The one bad moment of the day came when a doctor came to examine her. To cut a long story short, he wanted to look and she was very sensitive. There was a point when he was inside her when she was screaming at him to wait, and I'm aware than sometimes we in the medical profession do things patients don't like and these things need to be done, in this case to assess the safety and health of the baby, but when you're being told to stop you really should. Just go away and document the patient said no, y'know? Anyway, I was close to actually speaking up when he stopped and got out of the way (and the room). Leaving the midwife, the husband, the woman and I.

From there things got really crazy from my standpoint of utter inexperience. After spending the past hour telling this lovely woman who was desperate to push NOT to push and to keep breathing, now she'd hit suitable dilation that she SHOULD push. I'm surprised she didn't smack us upside our collective heads, but she did excessively well in the push on. She was very concerned for most of the time before that the baby's head was nowhere to be seen (in the literal sense) but that soon changed.

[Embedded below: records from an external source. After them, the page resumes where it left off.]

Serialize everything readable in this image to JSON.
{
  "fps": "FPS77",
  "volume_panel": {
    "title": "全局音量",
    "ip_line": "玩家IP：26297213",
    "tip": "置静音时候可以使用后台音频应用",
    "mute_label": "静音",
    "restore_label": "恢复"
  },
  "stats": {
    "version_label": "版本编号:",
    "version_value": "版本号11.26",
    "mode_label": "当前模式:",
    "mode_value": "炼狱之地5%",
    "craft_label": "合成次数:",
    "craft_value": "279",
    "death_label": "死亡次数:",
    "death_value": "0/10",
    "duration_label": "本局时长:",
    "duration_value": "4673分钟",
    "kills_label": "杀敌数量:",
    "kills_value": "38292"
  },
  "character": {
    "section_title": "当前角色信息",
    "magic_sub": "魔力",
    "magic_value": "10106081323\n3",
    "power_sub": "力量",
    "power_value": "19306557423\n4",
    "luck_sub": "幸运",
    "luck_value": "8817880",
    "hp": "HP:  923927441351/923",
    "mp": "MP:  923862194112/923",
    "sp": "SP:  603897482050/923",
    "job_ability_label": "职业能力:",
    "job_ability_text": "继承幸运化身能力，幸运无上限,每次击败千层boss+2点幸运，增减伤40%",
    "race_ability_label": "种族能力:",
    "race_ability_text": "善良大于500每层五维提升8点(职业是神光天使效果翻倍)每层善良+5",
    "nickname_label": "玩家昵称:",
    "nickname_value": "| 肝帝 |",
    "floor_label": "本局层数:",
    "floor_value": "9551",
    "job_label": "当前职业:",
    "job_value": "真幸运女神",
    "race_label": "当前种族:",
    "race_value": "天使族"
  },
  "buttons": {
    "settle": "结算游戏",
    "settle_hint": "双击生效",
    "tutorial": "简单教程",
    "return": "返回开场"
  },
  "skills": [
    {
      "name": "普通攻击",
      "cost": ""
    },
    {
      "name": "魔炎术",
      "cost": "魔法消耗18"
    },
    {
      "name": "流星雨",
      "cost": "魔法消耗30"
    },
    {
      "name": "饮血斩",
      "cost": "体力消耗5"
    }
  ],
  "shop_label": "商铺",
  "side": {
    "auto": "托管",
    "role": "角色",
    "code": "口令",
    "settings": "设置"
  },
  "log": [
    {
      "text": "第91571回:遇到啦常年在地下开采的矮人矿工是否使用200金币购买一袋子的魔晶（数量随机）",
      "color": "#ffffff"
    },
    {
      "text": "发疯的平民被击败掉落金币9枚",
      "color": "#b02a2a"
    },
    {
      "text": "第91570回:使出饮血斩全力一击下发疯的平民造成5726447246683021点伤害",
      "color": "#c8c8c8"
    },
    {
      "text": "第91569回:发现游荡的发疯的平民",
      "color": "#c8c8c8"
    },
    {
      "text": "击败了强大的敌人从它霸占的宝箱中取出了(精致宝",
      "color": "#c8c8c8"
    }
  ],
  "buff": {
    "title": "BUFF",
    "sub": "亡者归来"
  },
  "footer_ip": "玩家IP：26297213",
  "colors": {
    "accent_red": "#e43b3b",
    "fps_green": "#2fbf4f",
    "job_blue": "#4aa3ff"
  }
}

Cheered on by yours truly, primarily, the father more of the strong, silent type and the midwife busy getting things ready for what could be a quick crescendo, she pushed like a bloody trooper, and soon this beautiful little person was coming out of her. Just the head, then the face. The hard bit over, this baby was all out and the midwife was clamping off the cord, placing him right on his mother's chest. Silent at first, he soon piped up with some skin to skin contact and after a quick dry with the towel, and the woman was so relieved it's untrue. Smiles all around, despite the crying out of the lovely set of lungs of the newest person in the room. The father, elated, snapped some pictures and cuddled with the pair. The harder work over, I helped the midwife retrieve the placenta, which seemed relatively painless, and it was over. Just under an hour before the end of seemingly the longest shift I'd ever been on, and I was let go by the team, mission successful. And I felt good. The baby was absolutely beautiful, perfect even. The mother and father thanked me, to which I had to say it right back. It meant a lot to me to be involved in that special experience of their lives. I said goodbye to the baby, having a go in his father's arms after some very valuable skin2skin contact, and made my merry way home. A day of good work, indeed!

Earlier in the shift, the midwife asked me I'd considered midwifery. I said yes, but was put off by the job opportunities and difficulty getting onto the course. Asked the same question at the end of the day, the answer was still a resounding yes. I LOVE the core, even the midwifery one. They're not nurses and don't much like being associated with them, and I can see why. Their work is a world apart.